La première partie donne dans le quotidien romantique languissant, accompagnant sur une bande-son assez entêtante les pérégrinations du couple. Cette candeur est contrebalancée par les environnements assez sordides donnant à voir justement un Japon loin de l'urbanité fière des grandes villes, entre l'appartement insalubre du couple, les chantiers sur lesquels travaille Haruo. Cette précarité entrecroisée au lien fragile des personnage dessine déjà l'es ombres qui planent sur leur relation. A mi-film, une rupture de ton intervient alors qu'après une turpitude joyeuse, Haruo a cette phrase terrible : "Je me souviens". La mémoire ne lui revient pas à ce moment-là mais néanmoins des bribes de ses émotions passées semblent lui revenir. Dès lors la tension et la culpabilité s'installent avec cette crainte pour Natsuko que Haruo se souvienne et li reproche son mensonge. Hitoshi Yazaki multiplie les idées formelles, notamment rattachées aux miroirs pour traduire la crise identitaire d'Haruo et laissent flotter une ambiguïté qui restera irrésolue jusqu'au bout. Et si Haruo à un certain stade de l'histoire avait effectivement retrouvé la mémoire mais sans l'avouer à Natsuko afin de préserver leur relation ? 

Le doute existe grâce à la subtilité du jeu des acteurs où la culpabilité possible se mélange à une réelle passion dont ils ne peuvent se départir.

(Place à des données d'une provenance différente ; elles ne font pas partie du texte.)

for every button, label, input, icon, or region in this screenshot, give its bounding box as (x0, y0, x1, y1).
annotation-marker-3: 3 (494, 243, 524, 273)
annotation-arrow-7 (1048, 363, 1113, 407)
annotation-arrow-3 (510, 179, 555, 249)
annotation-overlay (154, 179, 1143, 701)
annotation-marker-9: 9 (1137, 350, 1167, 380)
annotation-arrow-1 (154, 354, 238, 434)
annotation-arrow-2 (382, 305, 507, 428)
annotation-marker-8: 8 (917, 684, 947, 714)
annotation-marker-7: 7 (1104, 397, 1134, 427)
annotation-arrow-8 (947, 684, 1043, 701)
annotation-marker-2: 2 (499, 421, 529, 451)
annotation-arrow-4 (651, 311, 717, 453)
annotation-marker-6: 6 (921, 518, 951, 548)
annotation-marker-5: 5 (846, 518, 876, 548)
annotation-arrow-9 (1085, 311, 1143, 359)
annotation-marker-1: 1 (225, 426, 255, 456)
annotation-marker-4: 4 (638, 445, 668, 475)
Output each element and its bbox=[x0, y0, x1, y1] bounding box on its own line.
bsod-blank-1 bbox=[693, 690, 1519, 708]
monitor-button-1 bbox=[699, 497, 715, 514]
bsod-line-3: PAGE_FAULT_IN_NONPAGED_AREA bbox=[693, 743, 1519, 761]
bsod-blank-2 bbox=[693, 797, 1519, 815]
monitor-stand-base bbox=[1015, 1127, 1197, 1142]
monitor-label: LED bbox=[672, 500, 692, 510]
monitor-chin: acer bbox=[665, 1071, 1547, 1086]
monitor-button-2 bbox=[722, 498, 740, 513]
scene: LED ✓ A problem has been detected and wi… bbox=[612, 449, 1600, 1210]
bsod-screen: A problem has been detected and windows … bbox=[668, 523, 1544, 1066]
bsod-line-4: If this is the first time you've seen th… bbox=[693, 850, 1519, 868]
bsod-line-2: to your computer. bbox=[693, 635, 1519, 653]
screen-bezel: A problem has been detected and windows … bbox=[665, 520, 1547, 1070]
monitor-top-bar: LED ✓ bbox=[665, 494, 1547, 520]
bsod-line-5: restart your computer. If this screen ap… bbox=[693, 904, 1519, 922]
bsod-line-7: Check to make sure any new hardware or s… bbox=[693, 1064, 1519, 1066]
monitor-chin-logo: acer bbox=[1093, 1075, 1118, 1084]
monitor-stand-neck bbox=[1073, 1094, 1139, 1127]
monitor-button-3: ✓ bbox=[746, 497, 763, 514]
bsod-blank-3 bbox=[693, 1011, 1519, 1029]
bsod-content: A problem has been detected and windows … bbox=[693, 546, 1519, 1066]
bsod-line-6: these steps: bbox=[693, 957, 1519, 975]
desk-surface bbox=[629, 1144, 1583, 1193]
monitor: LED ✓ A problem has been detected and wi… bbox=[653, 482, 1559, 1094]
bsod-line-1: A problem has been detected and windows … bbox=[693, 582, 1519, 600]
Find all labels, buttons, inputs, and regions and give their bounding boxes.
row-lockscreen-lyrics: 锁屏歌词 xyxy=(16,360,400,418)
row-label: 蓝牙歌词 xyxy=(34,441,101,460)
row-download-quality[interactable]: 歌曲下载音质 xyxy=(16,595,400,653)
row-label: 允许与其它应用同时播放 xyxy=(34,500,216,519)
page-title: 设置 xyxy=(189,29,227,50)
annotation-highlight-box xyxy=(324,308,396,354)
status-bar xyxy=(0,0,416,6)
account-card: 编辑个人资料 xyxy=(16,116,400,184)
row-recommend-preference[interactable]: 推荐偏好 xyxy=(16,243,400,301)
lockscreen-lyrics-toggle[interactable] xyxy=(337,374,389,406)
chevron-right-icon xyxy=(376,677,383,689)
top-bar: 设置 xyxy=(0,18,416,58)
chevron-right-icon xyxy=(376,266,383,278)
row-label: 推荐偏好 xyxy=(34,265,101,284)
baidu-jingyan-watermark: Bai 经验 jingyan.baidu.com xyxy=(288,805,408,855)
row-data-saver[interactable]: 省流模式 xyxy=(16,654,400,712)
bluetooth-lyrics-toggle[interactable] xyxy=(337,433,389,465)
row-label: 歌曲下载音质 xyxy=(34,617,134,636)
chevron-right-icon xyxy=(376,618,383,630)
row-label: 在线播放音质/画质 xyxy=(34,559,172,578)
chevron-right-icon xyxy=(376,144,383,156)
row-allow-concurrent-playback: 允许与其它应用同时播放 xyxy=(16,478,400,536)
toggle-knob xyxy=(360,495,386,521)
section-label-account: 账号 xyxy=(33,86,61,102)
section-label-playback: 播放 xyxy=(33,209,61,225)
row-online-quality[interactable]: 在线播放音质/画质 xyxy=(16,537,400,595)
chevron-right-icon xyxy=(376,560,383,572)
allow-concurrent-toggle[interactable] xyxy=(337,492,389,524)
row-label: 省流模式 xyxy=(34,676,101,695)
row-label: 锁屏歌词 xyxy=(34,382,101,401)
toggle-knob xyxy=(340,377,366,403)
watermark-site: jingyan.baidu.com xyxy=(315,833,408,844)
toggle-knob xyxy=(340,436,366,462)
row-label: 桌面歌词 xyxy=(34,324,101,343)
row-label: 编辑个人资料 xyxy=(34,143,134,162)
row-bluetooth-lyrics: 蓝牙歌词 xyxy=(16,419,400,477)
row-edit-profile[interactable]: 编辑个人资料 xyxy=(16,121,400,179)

Hitesho Yazaki fait passer tous ces questionnements avec une sécheresse narrative prononcée, des dialogues rares, la mise en scène et les différentes atmosphères installées se chargeant d'orienter nos émotions contradictoires. Dans cette idée, le tabou de la scène de sexe est absent dans la première partie très naïve et chaste, et l'interdit charnel n'intervient qu'une fois ce doute mémoriel installé pour rajouter au malaise dans le filmage. La dernière scène est assez magistrale de ce point de vue, franchissant un ultime interdit qui amènent les personnages à verser des larmes que l'on ne saurait qualifier de joie, ou d'un autre sentiment plus insaisissable. Un très joli film qui manie avec une rare nuance son postulat provocateur.